Face à la persistance du trafic de migrants, les autorités judiciaires et responsables de l’appareil sécuritaires multiplient les mesures pour stopper ce phénomène, devenu un vrai business entretenu par des réseaux de criminels. Les acteurs intervenant dans ce domaine, à savoir les magistrats, la police, la gendarmerie et les enquêteurs, réfléchissent sur «le traitement judiciaire des infractions liées au trafic illicite des migrants».Par Amadou MBODJI
– Si le trafic de migrants ne cesse pas, la répression est toujours intense. «Des centaines de personnes impliquées dans le convoyage clandestin croupissent en prison», annonce le commissaire Mame Seydou Ndour, directeur de la police de l’air et des frontières et coordonnateur national du Programme opérationnel conjoint. Il intervenait hier, lors du séminaire sur «le traitement judiciaire des infractions liées au trafic illicite de migrants», organisé par le Centre de formation judiciaire en partenariat opérationnel conjoint (Poc). En dépit de la traque, le phénomène persiste à une vaste échelle. «A l’état actuel du nombre des recruteurs, passeurs, capitaines, organisateurs, on a eu à déférer 392 personnes», insiste le patron de la police de l’air. Selon lui, «la répression, au même titre que la prévention, est aussi importante. Elle est dissuasive». Et cela semble porter ses fruits. «On a vu que le nombre de départ, en ce qui concerne l’émigration clandestine par voie maritime, a baissé de manière extraordinaire. Et pour les arrivées pour toute l’année 2021, il y en a eu, venant du Sénégal, que 4», souligne-t-il.
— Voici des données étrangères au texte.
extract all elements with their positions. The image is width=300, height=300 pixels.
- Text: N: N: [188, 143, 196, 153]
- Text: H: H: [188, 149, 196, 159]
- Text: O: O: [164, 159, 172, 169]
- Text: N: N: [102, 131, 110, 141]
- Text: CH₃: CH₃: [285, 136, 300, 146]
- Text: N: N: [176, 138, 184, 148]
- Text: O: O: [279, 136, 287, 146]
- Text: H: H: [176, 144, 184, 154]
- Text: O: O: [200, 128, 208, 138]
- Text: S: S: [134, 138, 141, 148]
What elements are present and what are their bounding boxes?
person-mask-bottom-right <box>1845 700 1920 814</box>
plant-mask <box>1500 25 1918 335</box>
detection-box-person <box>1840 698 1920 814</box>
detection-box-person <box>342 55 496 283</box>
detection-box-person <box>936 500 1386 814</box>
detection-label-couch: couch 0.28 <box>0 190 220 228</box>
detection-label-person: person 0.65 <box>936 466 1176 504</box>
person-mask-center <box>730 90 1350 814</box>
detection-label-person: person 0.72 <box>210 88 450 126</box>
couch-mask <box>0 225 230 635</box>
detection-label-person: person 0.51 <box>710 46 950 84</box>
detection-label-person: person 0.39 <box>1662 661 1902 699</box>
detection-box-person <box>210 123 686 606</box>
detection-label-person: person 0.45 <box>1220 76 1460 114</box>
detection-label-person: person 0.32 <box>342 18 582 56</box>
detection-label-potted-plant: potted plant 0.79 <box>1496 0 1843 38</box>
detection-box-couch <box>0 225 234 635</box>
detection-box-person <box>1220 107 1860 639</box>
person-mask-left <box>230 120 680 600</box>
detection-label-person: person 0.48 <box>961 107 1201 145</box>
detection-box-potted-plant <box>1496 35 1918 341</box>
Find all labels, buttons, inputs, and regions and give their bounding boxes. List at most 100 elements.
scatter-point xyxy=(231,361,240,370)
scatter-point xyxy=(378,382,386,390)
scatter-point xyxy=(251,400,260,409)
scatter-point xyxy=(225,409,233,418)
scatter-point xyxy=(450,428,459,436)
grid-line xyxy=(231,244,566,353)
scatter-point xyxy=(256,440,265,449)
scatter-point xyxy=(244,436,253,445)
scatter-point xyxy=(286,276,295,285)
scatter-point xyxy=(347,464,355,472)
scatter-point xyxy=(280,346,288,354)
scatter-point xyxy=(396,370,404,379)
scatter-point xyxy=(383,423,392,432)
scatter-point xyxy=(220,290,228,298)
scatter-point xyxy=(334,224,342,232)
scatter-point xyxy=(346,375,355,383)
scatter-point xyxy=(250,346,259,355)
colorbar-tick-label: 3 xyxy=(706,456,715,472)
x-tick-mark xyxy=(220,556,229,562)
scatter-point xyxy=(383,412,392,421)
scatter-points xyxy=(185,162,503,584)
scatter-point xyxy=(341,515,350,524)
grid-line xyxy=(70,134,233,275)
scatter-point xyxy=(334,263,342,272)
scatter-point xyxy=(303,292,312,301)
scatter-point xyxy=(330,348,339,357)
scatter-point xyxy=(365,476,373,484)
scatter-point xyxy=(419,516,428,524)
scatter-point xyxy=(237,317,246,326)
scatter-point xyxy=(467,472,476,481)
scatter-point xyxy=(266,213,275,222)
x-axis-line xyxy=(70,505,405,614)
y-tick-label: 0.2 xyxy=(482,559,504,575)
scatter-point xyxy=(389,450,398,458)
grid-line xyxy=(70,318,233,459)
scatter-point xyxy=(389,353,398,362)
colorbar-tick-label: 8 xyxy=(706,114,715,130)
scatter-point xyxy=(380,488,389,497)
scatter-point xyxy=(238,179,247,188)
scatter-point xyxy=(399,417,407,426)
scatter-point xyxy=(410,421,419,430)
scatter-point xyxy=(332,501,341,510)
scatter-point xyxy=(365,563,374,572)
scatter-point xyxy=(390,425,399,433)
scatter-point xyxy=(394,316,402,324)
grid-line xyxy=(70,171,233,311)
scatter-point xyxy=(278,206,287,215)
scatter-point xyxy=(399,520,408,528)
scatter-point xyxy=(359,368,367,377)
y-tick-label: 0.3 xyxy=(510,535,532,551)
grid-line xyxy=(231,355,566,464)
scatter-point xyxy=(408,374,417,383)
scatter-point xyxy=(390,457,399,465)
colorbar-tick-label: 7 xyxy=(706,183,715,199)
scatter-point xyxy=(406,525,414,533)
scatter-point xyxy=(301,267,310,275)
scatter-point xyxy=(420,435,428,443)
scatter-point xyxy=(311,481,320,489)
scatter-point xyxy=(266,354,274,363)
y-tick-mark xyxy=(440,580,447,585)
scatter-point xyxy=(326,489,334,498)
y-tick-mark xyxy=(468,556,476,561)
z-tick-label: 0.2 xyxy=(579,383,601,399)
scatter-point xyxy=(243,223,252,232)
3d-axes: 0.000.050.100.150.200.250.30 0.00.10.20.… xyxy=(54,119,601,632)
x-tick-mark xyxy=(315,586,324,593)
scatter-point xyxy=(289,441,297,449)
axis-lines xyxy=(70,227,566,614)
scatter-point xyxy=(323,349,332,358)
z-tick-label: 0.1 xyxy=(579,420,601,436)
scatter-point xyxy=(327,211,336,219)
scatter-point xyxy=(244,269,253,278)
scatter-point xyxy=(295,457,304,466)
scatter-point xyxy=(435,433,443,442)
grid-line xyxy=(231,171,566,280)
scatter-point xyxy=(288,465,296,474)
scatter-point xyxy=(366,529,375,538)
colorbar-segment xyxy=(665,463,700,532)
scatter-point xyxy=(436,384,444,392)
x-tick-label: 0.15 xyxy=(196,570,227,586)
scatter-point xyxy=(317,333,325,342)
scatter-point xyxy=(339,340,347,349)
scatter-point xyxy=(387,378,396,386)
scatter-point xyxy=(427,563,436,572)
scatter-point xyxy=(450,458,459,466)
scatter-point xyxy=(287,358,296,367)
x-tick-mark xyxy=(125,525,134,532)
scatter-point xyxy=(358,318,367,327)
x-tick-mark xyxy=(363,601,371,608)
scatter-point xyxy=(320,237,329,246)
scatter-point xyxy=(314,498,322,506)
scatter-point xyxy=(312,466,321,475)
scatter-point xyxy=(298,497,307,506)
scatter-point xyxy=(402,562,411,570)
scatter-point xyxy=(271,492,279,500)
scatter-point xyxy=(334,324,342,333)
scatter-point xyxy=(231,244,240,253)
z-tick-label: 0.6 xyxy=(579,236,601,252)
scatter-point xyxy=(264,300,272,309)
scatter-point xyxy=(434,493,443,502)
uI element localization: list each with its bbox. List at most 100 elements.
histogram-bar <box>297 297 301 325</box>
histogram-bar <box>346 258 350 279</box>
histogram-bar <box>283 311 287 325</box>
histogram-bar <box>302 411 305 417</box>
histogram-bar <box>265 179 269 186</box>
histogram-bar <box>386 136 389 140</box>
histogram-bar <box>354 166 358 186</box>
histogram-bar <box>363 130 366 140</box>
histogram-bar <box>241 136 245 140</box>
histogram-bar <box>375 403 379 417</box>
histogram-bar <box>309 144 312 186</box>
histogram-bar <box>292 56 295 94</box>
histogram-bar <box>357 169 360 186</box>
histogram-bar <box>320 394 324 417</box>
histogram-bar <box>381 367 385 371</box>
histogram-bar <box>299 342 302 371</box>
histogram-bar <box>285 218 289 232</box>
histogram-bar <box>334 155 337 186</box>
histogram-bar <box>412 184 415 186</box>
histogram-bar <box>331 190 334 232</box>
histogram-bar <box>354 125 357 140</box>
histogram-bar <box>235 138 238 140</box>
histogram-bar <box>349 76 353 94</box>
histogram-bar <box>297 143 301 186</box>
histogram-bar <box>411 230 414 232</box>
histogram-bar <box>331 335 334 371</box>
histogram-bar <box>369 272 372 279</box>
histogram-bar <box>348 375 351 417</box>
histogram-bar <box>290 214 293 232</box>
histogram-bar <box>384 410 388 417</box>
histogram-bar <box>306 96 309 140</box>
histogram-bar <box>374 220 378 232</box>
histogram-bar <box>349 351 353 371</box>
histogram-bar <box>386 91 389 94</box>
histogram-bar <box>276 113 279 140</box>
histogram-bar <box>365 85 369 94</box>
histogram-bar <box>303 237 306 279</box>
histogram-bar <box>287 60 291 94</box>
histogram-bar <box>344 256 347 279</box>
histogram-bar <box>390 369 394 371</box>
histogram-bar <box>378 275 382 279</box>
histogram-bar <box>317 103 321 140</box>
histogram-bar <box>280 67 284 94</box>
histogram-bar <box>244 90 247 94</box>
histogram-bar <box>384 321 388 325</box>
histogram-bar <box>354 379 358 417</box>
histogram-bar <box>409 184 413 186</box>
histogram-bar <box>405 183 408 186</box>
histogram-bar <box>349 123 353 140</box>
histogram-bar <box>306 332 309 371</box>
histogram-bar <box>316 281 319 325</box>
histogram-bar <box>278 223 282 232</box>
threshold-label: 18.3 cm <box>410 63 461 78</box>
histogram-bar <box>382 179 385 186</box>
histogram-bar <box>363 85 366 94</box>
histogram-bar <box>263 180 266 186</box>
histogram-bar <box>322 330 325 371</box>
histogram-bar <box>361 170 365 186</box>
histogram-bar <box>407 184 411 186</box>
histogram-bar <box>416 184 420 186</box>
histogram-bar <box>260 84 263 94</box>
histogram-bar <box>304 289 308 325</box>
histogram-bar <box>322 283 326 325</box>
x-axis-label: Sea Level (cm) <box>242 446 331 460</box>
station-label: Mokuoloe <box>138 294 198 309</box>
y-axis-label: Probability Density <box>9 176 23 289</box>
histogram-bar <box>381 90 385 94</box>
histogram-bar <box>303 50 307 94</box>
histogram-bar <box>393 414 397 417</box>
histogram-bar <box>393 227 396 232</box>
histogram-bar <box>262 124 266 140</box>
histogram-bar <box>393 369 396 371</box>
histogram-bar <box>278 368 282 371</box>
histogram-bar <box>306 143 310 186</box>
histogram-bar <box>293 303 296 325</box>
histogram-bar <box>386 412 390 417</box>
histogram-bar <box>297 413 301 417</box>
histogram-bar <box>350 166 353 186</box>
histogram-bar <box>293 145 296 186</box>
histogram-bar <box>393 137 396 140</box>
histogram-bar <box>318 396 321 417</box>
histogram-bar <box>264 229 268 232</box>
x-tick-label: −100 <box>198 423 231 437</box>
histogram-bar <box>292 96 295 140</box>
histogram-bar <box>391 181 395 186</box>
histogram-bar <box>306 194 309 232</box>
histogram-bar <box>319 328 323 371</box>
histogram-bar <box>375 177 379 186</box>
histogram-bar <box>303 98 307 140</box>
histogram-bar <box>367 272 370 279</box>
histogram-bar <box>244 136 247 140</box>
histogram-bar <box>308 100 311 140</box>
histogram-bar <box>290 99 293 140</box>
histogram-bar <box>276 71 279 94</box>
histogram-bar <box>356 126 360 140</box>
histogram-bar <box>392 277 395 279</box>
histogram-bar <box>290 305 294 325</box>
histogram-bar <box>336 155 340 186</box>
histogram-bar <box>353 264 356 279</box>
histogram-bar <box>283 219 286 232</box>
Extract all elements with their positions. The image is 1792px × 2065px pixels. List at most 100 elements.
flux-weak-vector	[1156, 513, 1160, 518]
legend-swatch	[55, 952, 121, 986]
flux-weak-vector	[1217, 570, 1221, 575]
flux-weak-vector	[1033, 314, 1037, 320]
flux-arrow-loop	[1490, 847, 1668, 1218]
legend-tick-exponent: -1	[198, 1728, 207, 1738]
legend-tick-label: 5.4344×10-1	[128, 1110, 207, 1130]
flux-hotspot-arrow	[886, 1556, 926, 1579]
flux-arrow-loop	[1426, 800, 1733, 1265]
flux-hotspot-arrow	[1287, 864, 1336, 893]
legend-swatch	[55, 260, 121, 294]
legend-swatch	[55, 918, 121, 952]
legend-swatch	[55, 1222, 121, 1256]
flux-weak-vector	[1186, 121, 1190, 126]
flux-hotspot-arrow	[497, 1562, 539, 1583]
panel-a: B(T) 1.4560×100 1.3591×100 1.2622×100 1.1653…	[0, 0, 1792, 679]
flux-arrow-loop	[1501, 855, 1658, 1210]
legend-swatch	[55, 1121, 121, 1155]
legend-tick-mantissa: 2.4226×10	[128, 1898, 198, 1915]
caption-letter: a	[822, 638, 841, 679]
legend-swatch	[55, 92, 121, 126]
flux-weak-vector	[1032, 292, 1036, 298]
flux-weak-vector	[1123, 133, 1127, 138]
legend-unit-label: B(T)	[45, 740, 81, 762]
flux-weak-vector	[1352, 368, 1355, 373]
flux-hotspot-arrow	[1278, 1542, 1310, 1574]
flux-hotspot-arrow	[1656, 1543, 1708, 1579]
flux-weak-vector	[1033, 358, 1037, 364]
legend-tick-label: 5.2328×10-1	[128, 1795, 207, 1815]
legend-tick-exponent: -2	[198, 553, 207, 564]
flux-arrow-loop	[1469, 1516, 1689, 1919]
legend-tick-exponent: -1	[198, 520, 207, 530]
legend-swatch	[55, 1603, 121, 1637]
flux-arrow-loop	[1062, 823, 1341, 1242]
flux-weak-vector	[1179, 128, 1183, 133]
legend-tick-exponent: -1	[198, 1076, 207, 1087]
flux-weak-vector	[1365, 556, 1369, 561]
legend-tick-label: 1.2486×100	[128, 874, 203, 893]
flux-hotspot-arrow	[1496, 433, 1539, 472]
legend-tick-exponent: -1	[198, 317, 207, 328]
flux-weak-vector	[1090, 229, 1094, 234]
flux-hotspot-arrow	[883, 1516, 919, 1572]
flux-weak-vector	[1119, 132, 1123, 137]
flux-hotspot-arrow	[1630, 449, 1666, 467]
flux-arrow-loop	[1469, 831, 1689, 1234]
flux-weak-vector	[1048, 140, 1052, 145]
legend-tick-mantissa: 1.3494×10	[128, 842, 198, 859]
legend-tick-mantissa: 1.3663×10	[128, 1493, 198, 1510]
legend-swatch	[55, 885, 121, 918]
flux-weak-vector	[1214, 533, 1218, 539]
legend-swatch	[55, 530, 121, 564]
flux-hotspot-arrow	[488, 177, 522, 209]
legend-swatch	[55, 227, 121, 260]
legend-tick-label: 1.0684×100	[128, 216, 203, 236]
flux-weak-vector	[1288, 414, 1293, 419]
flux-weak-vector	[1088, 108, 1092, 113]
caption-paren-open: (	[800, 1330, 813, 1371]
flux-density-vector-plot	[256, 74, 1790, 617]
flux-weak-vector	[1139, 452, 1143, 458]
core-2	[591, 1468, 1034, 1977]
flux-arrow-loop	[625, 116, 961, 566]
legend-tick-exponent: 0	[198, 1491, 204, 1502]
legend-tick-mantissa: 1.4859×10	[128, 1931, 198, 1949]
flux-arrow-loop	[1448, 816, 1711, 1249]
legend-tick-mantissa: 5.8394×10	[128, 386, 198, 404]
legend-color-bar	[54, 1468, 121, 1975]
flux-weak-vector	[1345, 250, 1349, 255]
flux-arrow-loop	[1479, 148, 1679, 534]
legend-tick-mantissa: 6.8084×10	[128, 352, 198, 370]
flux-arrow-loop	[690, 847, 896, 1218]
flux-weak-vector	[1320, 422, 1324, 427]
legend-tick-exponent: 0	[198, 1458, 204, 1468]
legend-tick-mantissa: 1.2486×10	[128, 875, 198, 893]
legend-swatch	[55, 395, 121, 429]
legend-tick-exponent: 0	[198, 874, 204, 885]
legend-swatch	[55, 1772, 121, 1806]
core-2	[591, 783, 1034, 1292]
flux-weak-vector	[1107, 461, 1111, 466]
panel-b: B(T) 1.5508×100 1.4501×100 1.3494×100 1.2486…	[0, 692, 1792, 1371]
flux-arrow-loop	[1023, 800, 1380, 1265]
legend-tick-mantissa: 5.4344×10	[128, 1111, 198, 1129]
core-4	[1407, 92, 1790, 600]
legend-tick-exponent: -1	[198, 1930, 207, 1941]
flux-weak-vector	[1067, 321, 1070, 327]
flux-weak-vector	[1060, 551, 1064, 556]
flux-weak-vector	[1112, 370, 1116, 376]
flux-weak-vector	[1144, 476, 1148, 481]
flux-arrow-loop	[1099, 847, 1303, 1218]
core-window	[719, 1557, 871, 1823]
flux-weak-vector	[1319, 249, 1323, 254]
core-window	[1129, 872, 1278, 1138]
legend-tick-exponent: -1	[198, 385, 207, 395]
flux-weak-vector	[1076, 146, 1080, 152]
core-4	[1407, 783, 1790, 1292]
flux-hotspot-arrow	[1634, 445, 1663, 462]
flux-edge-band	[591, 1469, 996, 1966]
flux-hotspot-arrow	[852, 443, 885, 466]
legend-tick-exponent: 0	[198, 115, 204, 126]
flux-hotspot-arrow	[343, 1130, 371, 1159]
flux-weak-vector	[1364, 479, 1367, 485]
Aujourd’hui, la Division nationale de lutte contre le trafic de migrants, qui a une «compétence nationale» et logée au sein de la police de l’air et des frontières, est en train de se déployer pour anéantir le phénomène. Notamment dans les zones minières, où le trafic de migrants est une fâcheuse réalité. «On aura une antenne de la division à Tambacounda, Kédougou. Nous allons décentraliser l’action pour mieux lutter. Parce que les gens qui font le voyage, ne sont pas tous de Dakar. Il est important que les zones frontalières soient bien maillées dans le cadre de la prévention», annonce l’ex-patron de l’Office central de répression contre le trafic des stupéfiants.
A l’image du trafic de drogue, ce «business», qui génère beaucoup d’argent, nourrit des réseaux criminels, prêts à tout pour contourner les lois. Les acteurs intervenant dans ce domaine, à savoir les magistrats, la police, la gendarmerie et les enquêteurs, participent, essaient de connaître «le traitement judiciaire des infractions liées au trafic illicite des migrants».
Dans le même sillage, Mme Aïssé Gassama Tall, Secrétaire générale du ministère de la Justice, salue le renforcement de la chaîne pénale des infractions liées au trafic de migrants. «Il faut qu’il y ait une répression ferme, sérieuse, pour venir à bout du phénomène», indique Mme Tall. Signataire de la Convention internationale sur la criminalité transnationale et de son protocole additionnel et de la loi du 10 mai 2005 relative à la traite des personnes et les trafics assimilés, le Sénégal s’est engagé dans la lutte contre cette pratique. «En novembre, le ministre de la Justice avait fait une circulaire pour demander à tous les magistrats du Parquet, d’engager des poursuites lorsqu’ils sont convaincus d’un cas de traitement de migrants et de faire en sorte que les magistrats du siège prennent des réquisitions fermes, pour que ces réseaux de criminels puissent prendre des peines de prison assez sévères, qui pourraient être dissuasives.»